- Born: 5 February 1797 Salisbury, Wiltshire, England
- Died: 21 June 1844 (aged 47) Salisbury, Wiltshire, England
- Occupation(s): Barrister, judge, author

= Robert Benson (barrister) =

English barrister (1797–1844)

Robert Benson (5 February 1797 – 21 June 1844) was a barrister and writer who served as recorder of Salisbury.

==Life==
He was born in Salisbury as the youngest son of the Rev. Edmund Benson, priest-vicar of Salisbury Cathedral. He was educated at Trinity College, Cambridge, receiving his Bachelor of Arts in 1818 and his Master of Arts in 1821. He became a barrister in 1821 at the bar of the Middle Temple, and practised in the courts of equity. In 1823 he went to Corsica as one of the commissioners to carry out the bequests of former Corsican leader Pasquale Paoli.

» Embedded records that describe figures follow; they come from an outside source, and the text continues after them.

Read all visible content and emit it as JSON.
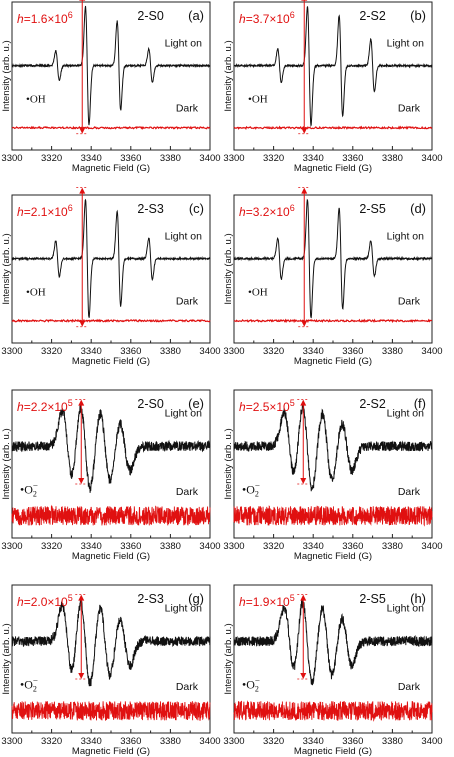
{
  "figure": {
    "colors": {
      "light": "#111111",
      "dark": "#e01010",
      "marker": "#e01010"
    }
  },
  "chart_data": [
    {
      "type": "line",
      "panel": "(a)",
      "sample": "2-S0",
      "radical": "•OH",
      "h_label": "h=1.6×10",
      "h_exp": "6",
      "light_label": "Light on",
      "dark_label": "Dark",
      "xlabel": "Magnetic Field (G)",
      "ylabel": "Intensity (arb. u.)",
      "xticks": [
        "3300",
        "3320",
        "3340",
        "3360",
        "3380",
        "3400"
      ],
      "xlim": [
        3300,
        3400
      ],
      "series": [
        {
          "name": "Light on",
          "kind": "oh",
          "peaks": [
            3323,
            3338,
            3354,
            3370
          ],
          "amps": [
            0.25,
            1.0,
            0.75,
            0.28
          ]
        },
        {
          "name": "Dark",
          "kind": "flat"
        }
      ]
    },
    {
      "type": "line",
      "panel": "(b)",
      "sample": "2-S2",
      "radical": "•OH",
      "h_label": "h=3.7×10",
      "h_exp": "6",
      "light_label": "Light on",
      "dark_label": "Dark",
      "xlabel": "Magnetic Field (G)",
      "ylabel": "Intensity (arb. u.)",
      "xticks": [
        "3300",
        "3320",
        "3340",
        "3360",
        "3380",
        "3400"
      ],
      "xlim": [
        3300,
        3400
      ],
      "series": [
        {
          "name": "Light on",
          "kind": "oh",
          "peaks": [
            3323,
            3338,
            3354,
            3370
          ],
          "amps": [
            0.28,
            1.0,
            0.85,
            0.45
          ]
        },
        {
          "name": "Dark",
          "kind": "flat"
        }
      ]
    },
    {
      "type": "line",
      "panel": "(c)",
      "sample": "2-S3",
      "radical": "•OH",
      "h_label": "h=2.1×10",
      "h_exp": "6",
      "light_label": "Light on",
      "dark_label": "Dark",
      "xlabel": "Magnetic Field (G)",
      "ylabel": "Intensity (arb. u.)",
      "xticks": [
        "3300",
        "3320",
        "3340",
        "3360",
        "3380",
        "3400"
      ],
      "xlim": [
        3300,
        3400
      ],
      "series": [
        {
          "name": "Light on",
          "kind": "oh",
          "peaks": [
            3323,
            3338,
            3354,
            3370
          ],
          "amps": [
            0.3,
            1.0,
            0.8,
            0.35
          ]
        },
        {
          "name": "Dark",
          "kind": "flat"
        }
      ]
    },
    {
      "type": "line",
      "panel": "(d)",
      "sample": "2-S5",
      "radical": "•OH",
      "h_label": "h=3.2×10",
      "h_exp": "6",
      "light_label": "Light on",
      "dark_label": "Dark",
      "xlabel": "Magnetic Field (G)",
      "ylabel": "Intensity (arb. u.)",
      "xticks": [
        "3300",
        "3320",
        "3340",
        "3360",
        "3380",
        "3400"
      ],
      "xlim": [
        3300,
        3400
      ],
      "series": [
        {
          "name": "Light on",
          "kind": "oh",
          "peaks": [
            3323,
            3338,
            3354,
            3370
          ],
          "amps": [
            0.35,
            1.0,
            0.85,
            0.3
          ]
        },
        {
          "name": "Dark",
          "kind": "flat"
        }
      ]
    },
    {
      "type": "line",
      "panel": "(e)",
      "sample": "2-S0",
      "radical": "•O2−",
      "h_label": "h=2.2×10",
      "h_exp": "5",
      "light_label": "Light on",
      "dark_label": "Dark",
      "xlabel": "Magnetic Field (G)",
      "ylabel": "Intensity (arb. u.)",
      "xticks": [
        "3300",
        "3320",
        "3340",
        "3360",
        "3380",
        "3400"
      ],
      "xlim": [
        3300,
        3400
      ],
      "series": [
        {
          "name": "Light on",
          "kind": "o2",
          "peaks": [
            3328,
            3337,
            3347,
            3357
          ],
          "amps": [
            0.8,
            1.0,
            0.8,
            0.55
          ]
        },
        {
          "name": "Dark",
          "kind": "noise"
        }
      ]
    },
    {
      "type": "line",
      "panel": "(f)",
      "sample": "2-S2",
      "radical": "•O2−",
      "h_label": "h=2.5×10",
      "h_exp": "5",
      "light_label": "Light on",
      "dark_label": "Dark",
      "xlabel": "Magnetic Field (G)",
      "ylabel": "Intensity (arb. u.)",
      "xticks": [
        "3300",
        "3320",
        "3340",
        "3360",
        "3380",
        "3400"
      ],
      "xlim": [
        3300,
        3400
      ],
      "series": [
        {
          "name": "Light on",
          "kind": "o2",
          "peaks": [
            3328,
            3337,
            3347,
            3357
          ],
          "amps": [
            0.75,
            1.0,
            0.8,
            0.55
          ]
        },
        {
          "name": "Dark",
          "kind": "noise"
        }
      ]
    },
    {
      "type": "line",
      "panel": "(g)",
      "sample": "2-S3",
      "radical": "•O2−",
      "h_label": "h=2.0×10",
      "h_exp": "5",
      "light_label": "Light on",
      "dark_label": "Dark",
      "xlabel": "Magnetic Field (G)",
      "ylabel": "Intensity (arb. u.)",
      "xticks": [
        "3300",
        "3320",
        "3340",
        "3360",
        "3380",
        "3400"
      ],
      "xlim": [
        3300,
        3400
      ],
      "series": [
        {
          "name": "Light on",
          "kind": "o2",
          "peaks": [
            3328,
            3337,
            3347,
            3357
          ],
          "amps": [
            0.8,
            1.0,
            0.8,
            0.55
          ]
        },
        {
          "name": "Dark",
          "kind": "noise"
        }
      ]
    },
    {
      "type": "line",
      "panel": "(h)",
      "sample": "2-S5",
      "radical": "•O2−",
      "h_label": "h=1.9×10",
      "h_exp": "5",
      "light_label": "Light on",
      "dark_label": "Dark",
      "xlabel": "Magnetic Field (G)",
      "ylabel": "Intensity (arb. u.)",
      "xticks": [
        "3300",
        "3320",
        "3340",
        "3360",
        "3380",
        "3400"
      ],
      "xlim": [
        3300,
        3400
      ],
      "series": [
        {
          "name": "Light on",
          "kind": "o2",
          "peaks": [
            3328,
            3337,
            3347,
            3357
          ],
          "amps": [
            0.75,
            1.0,
            0.8,
            0.55
          ]
        },
        {
          "name": "Dark",
          "kind": "noise"
        }
      ]
    }
  ]
}
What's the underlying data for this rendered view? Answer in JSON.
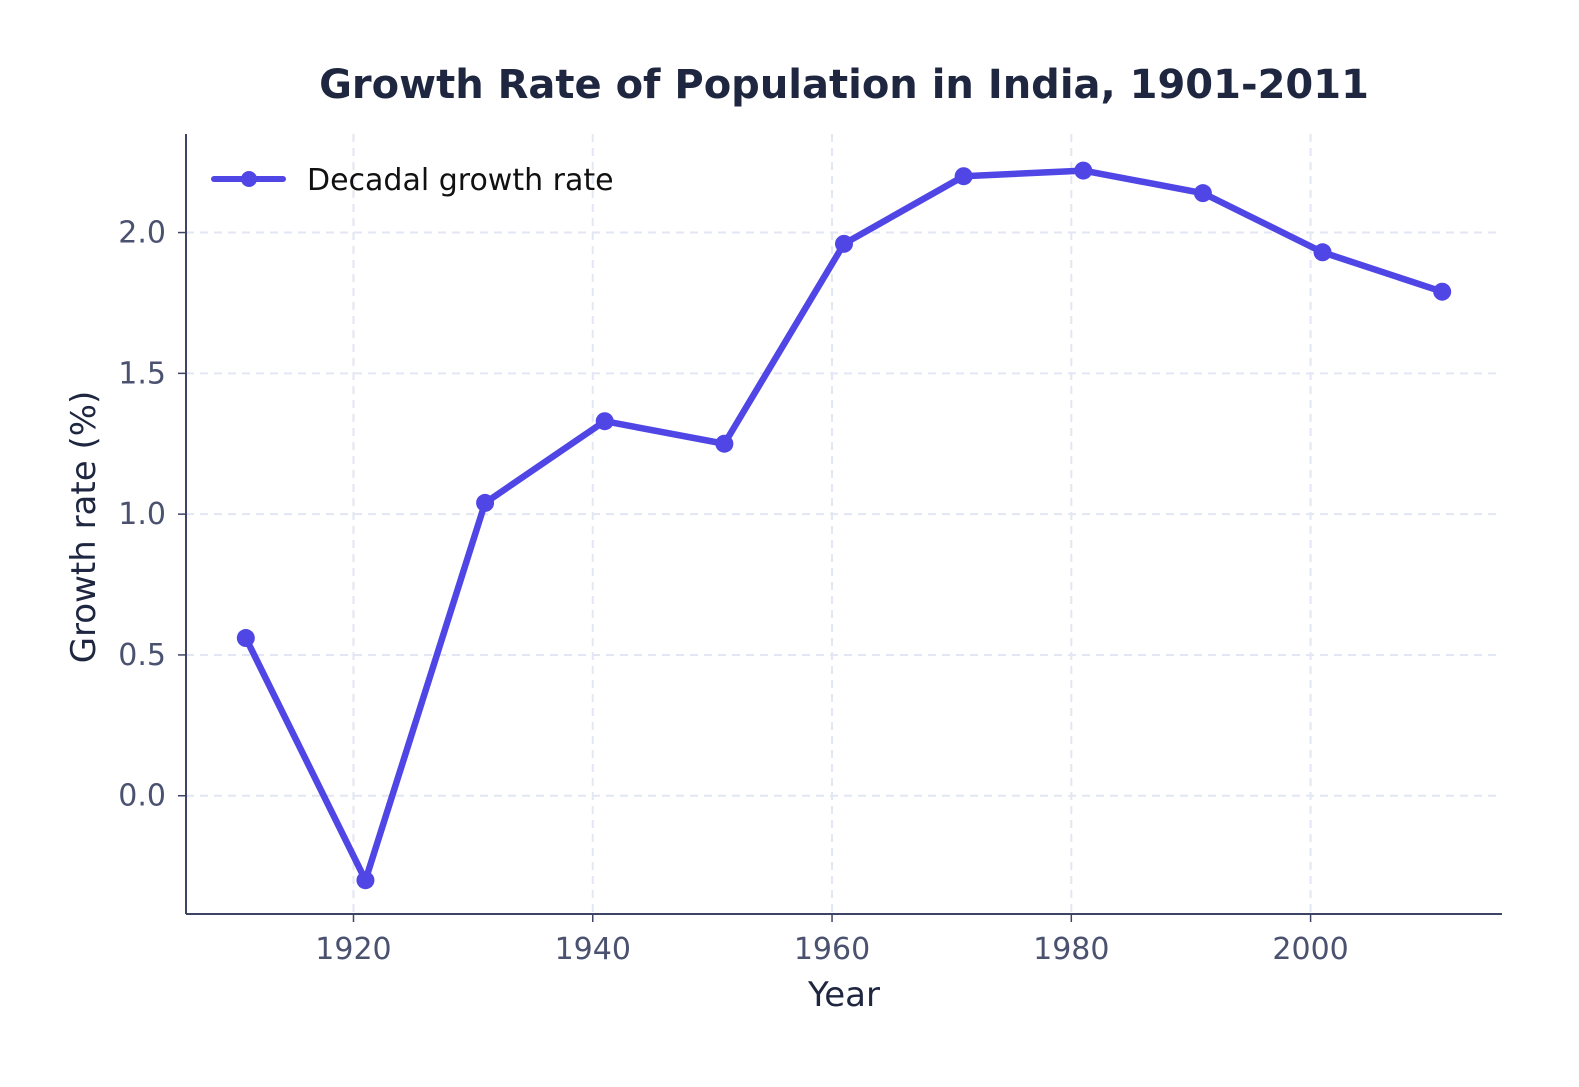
{
  "colors": {
    "series": "#4f46e5",
    "title": "#1e2640",
    "axis_label": "#1e2640",
    "tick_label": "#4a5270",
    "spine": "#3d4466",
    "grid": "#e3e6f3"
  },
  "chart_data": {
    "type": "line",
    "title": "Growth Rate of Population in India, 1901-2011",
    "xlabel": "Year",
    "ylabel": "Growth rate (%)",
    "xlim": [
      1906,
      2016
    ],
    "ylim": [
      -0.42,
      2.35
    ],
    "xticks": [
      1920,
      1940,
      1960,
      1980,
      2000
    ],
    "xtick_labels": [
      "1920",
      "1940",
      "1960",
      "1980",
      "2000"
    ],
    "yticks": [
      0.0,
      0.5,
      1.0,
      1.5,
      2.0
    ],
    "ytick_labels": [
      "0.0",
      "0.5",
      "1.0",
      "1.5",
      "2.0"
    ],
    "grid": true,
    "legend_position": "top-left",
    "series": [
      {
        "name": "Decadal growth rate",
        "x": [
          1911,
          1921,
          1931,
          1941,
          1951,
          1961,
          1971,
          1981,
          1991,
          2001,
          2011
        ],
        "y": [
          0.56,
          -0.3,
          1.04,
          1.33,
          1.25,
          1.96,
          2.2,
          2.22,
          2.14,
          1.93,
          1.79
        ]
      }
    ]
  }
}
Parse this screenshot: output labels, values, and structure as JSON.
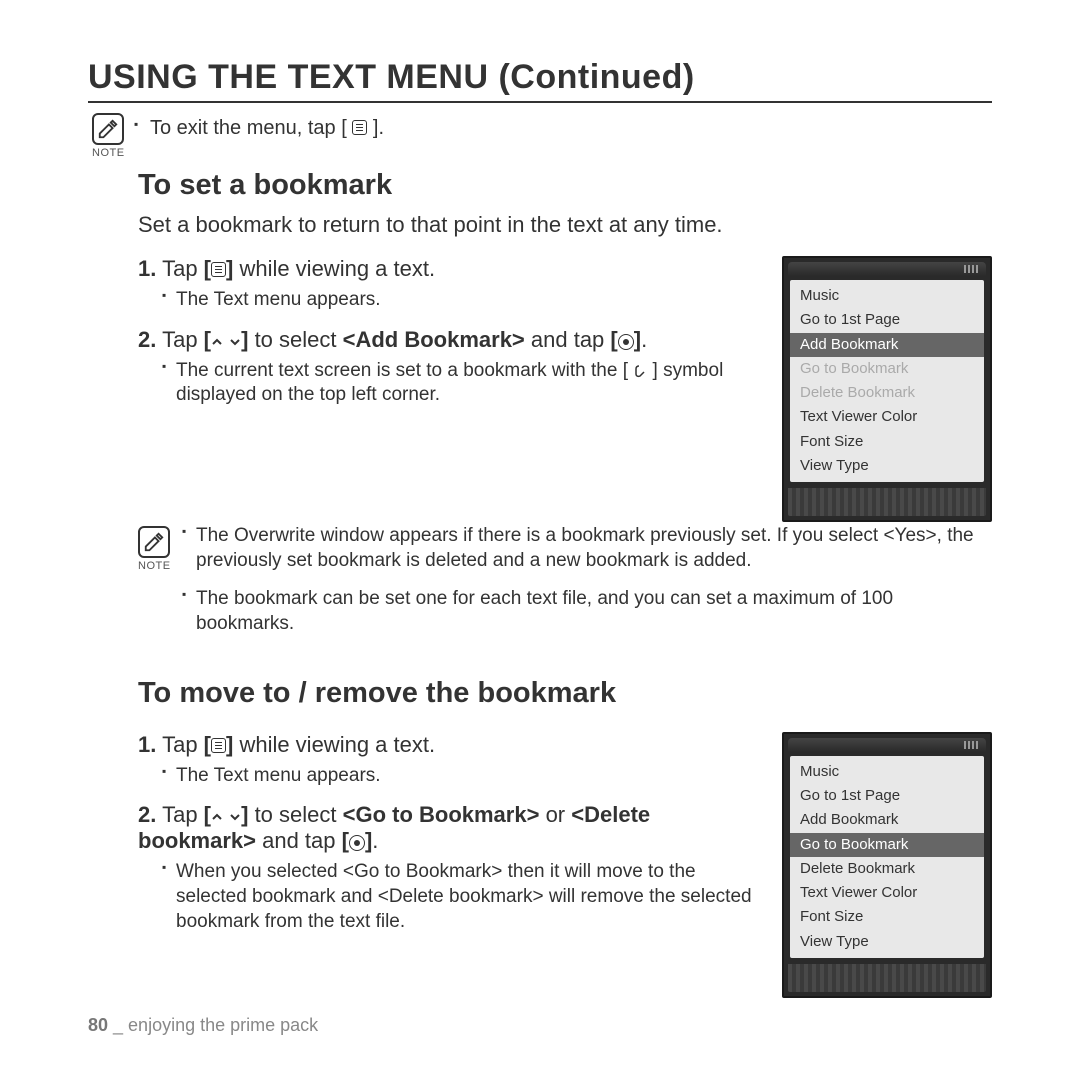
{
  "page_title": "USING THE TEXT MENU (Continued)",
  "top_note": {
    "label": "NOTE",
    "text_parts": [
      "To exit the menu, tap [",
      "]."
    ]
  },
  "section1": {
    "heading": "To set a bookmark",
    "intro": "Set a bookmark to return to that point in the text at any time.",
    "step1_num": "1.",
    "step1_a": "Tap ",
    "step1_b": " while viewing a text.",
    "step1_sub": "The Text menu appears.",
    "step2_num": "2.",
    "step2_a": "Tap ",
    "step2_b": " to select ",
    "step2_bold": "<Add Bookmark>",
    "step2_c": " and tap ",
    "step2_d": ".",
    "step2_sub_a": "The current text screen is set to a bookmark with the [",
    "step2_sub_b": "] symbol displayed on the top left corner.",
    "note_label": "NOTE",
    "note_bullet1": "The Overwrite window appears if there is a bookmark previously set. If you select <Yes>, the previously set bookmark is deleted and a new bookmark is added.",
    "note_bullet2": "The bookmark can be set one for each text file, and you can set a maximum of 100 bookmarks."
  },
  "device1": {
    "items": [
      {
        "label": "Music",
        "state": "normal"
      },
      {
        "label": "Go to 1st Page",
        "state": "normal"
      },
      {
        "label": "Add Bookmark",
        "state": "selected"
      },
      {
        "label": "Go to Bookmark",
        "state": "disabled"
      },
      {
        "label": "Delete Bookmark",
        "state": "disabled"
      },
      {
        "label": "Text Viewer Color",
        "state": "normal"
      },
      {
        "label": "Font Size",
        "state": "normal"
      },
      {
        "label": "View Type",
        "state": "normal"
      }
    ]
  },
  "section2": {
    "heading": "To move to / remove the bookmark",
    "step1_num": "1.",
    "step1_a": "Tap ",
    "step1_b": " while viewing a text.",
    "step1_sub": "The Text menu appears.",
    "step2_num": "2.",
    "step2_a": "Tap ",
    "step2_b": " to select ",
    "step2_bold1": "<Go to Bookmark>",
    "step2_mid": " or ",
    "step2_bold2": "<Delete bookmark>",
    "step2_c": " and tap ",
    "step2_d": ".",
    "step2_sub": "When you selected <Go to Bookmark> then it will move to the selected bookmark and <Delete bookmark> will remove the selected bookmark from the text file."
  },
  "device2": {
    "items": [
      {
        "label": "Music",
        "state": "normal"
      },
      {
        "label": "Go to 1st Page",
        "state": "normal"
      },
      {
        "label": "Add Bookmark",
        "state": "normal"
      },
      {
        "label": "Go to Bookmark",
        "state": "selected"
      },
      {
        "label": "Delete Bookmark",
        "state": "normal"
      },
      {
        "label": "Text Viewer Color",
        "state": "normal"
      },
      {
        "label": "Font Size",
        "state": "normal"
      },
      {
        "label": "View Type",
        "state": "normal"
      }
    ]
  },
  "footer": {
    "page_num": "80",
    "sep": " _ ",
    "chapter": "enjoying the prime pack"
  },
  "colors": {
    "text": "#333333",
    "disabled": "#aaaaaa",
    "selected_bg": "#666666",
    "panel_bg": "#e8e8e8",
    "device_bg": "#2a2a2a"
  }
}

On his return Benson published a book called Sketches of Corsica; or a Journal written during a visit to that island in 1823, with an outline of its history and specimens of the language and poetry of the people (London, 1825).

He was elected deputy recorder of Salisbury in 1829, and became recorder in 1836. In 1837 he published a biography of the philosopher Arthur Collier, called Memoirs of the Life and Writings of the Rev. Arthur Collier. In 1843, a volume on the History of Salisbury was published as part of Sir Richard Colt Hoare's History of Modern Wiltshire. The volume carried Benson's name along with that of Henry Hatcher, another resident of Salisbury, as the authors. However, Benson wrote only a very small portion of the book, which created a controversy between him and Hatcher.

Benson died unmarried at the house of his only surviving sister on 21 June 1844, and was buried in Salisbury Cathedral with the other members of his family.